Keeping the statute on the books means those enforcing the rules are in fact complicit in becoming law breakers, Burns said. Not to mention, he said, that police officers are expected to be on duty 24 hours a day, seven days a week. Burns said not allowing them to carry their service weapons on their lunch breaks or out to dinner with their family puts them at risk.

But the same concerns raised during the 2013 legislative session are likely to rear their heads again this year. Most notably, according to state Sen. J.P. Morrell, D-New Orleans, is the glaring absence of support for the legislation in years past from law enforcement groups.

“I find that I have a lot of contacts with law enforcement and no one in law enforcement has ever asked for this bill,” said Morrell, who chairs the Senate committee that killed the bill last year.

Morrell said he would expect the bill to be successful in this second go-around only if Burns could garner the support of some law enforcement organizations, as well as quell concerns that the legislation could serve as a “Trojan Horse bill” to allow for the eventual legalization of unrestricted concealed carry.

He also said the Legislature’s time could be used in a more effective manner if it focused on striking outdated, and even unconstitutional, laws from the books first.

Morrell made clear he hasn’t seen Burns’ bill and said he tries not to prejudge legislation before he sees it.
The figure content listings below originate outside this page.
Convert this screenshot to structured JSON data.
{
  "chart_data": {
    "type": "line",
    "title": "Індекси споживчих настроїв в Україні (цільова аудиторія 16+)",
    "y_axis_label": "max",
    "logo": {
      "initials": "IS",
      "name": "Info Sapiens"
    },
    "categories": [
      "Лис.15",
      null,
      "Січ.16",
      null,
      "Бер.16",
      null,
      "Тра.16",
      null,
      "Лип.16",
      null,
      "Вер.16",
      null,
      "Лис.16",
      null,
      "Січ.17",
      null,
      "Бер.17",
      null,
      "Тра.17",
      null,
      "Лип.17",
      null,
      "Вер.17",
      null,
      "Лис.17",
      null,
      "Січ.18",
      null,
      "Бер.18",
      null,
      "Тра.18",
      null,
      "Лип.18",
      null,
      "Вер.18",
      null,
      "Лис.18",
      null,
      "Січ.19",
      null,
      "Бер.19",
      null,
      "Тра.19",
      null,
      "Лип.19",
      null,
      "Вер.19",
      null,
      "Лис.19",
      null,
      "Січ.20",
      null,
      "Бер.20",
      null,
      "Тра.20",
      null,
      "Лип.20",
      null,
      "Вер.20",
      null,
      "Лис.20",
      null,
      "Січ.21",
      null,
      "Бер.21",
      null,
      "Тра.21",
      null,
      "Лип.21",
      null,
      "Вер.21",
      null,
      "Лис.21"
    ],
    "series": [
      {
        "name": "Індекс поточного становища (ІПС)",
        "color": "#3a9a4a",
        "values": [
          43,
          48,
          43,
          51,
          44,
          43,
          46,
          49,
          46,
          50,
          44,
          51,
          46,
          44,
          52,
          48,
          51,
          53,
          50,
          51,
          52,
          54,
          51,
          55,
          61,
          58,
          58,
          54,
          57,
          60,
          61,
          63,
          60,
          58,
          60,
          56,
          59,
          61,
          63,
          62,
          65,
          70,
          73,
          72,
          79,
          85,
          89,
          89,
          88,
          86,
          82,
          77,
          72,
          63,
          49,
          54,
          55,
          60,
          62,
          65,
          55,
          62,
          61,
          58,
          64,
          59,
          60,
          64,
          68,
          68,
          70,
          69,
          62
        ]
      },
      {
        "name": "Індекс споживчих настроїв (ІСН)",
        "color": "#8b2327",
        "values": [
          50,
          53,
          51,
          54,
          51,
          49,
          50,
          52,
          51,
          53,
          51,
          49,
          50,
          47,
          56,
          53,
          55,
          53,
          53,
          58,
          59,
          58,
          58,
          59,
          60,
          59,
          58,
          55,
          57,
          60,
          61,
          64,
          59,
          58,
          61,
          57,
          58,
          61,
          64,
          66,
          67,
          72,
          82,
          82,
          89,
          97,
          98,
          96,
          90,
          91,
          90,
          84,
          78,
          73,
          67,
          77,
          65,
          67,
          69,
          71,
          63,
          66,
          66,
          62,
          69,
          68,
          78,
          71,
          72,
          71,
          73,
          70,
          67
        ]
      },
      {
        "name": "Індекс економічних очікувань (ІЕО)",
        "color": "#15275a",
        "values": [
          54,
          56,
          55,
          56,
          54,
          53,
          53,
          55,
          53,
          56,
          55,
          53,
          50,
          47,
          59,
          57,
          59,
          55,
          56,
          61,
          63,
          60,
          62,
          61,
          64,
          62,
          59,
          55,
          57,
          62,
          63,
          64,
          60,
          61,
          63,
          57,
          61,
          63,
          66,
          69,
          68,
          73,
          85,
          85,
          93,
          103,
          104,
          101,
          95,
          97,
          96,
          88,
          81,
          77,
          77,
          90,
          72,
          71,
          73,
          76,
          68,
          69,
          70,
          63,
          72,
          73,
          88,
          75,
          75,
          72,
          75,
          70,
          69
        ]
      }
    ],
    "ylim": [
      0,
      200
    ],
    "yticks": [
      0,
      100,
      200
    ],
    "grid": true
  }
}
But he said, “People are going to have some second thoughts” if private groups like the Louisiana Shooting Association support the bill while law enforcement groups like the Louisiana Sheriffs Association remain quiet.

“Law enforcement has not shown up for it, and private groups that seek the expansion of concealed carry everywhere are in favor of it,” Morrell said. Burns “has to show up with at least at a couple of law enforcement agencies with him.”

Louisiana Sheriffs Association President Tom Mancuso on Wednesday said his group had not yet discussed the piece of legislation and could not make a statement until every sheriff had a chance to weigh in.

Burns said law enforcement groups were less amenable to having a conversation about the bill in years past, simply because they didn’t want to put the words “law enforcement,” “guns” and “alcohol” in the same sentence. He thinks it could be different this year.

Enforced or not, National Association of Police Organizations Executive Director Bill Johnson called Louisiana’s law “over-broad” and “unusually restrictive,” adding that he thinks the change would be an improvement for law enforcement.

“Most states with which we are familiar would allow a properly commissioned law enforcement officer, whether on or off duty, to carry their service weapon about them wherever there are in the state,” Johnson said.

Burns’ legislation is House Bill 10. He is best known for sponsoring a bill in 2010, signed that year by Gov. Bobby Jindal, to allow concealed carry in churches under certain circumstances.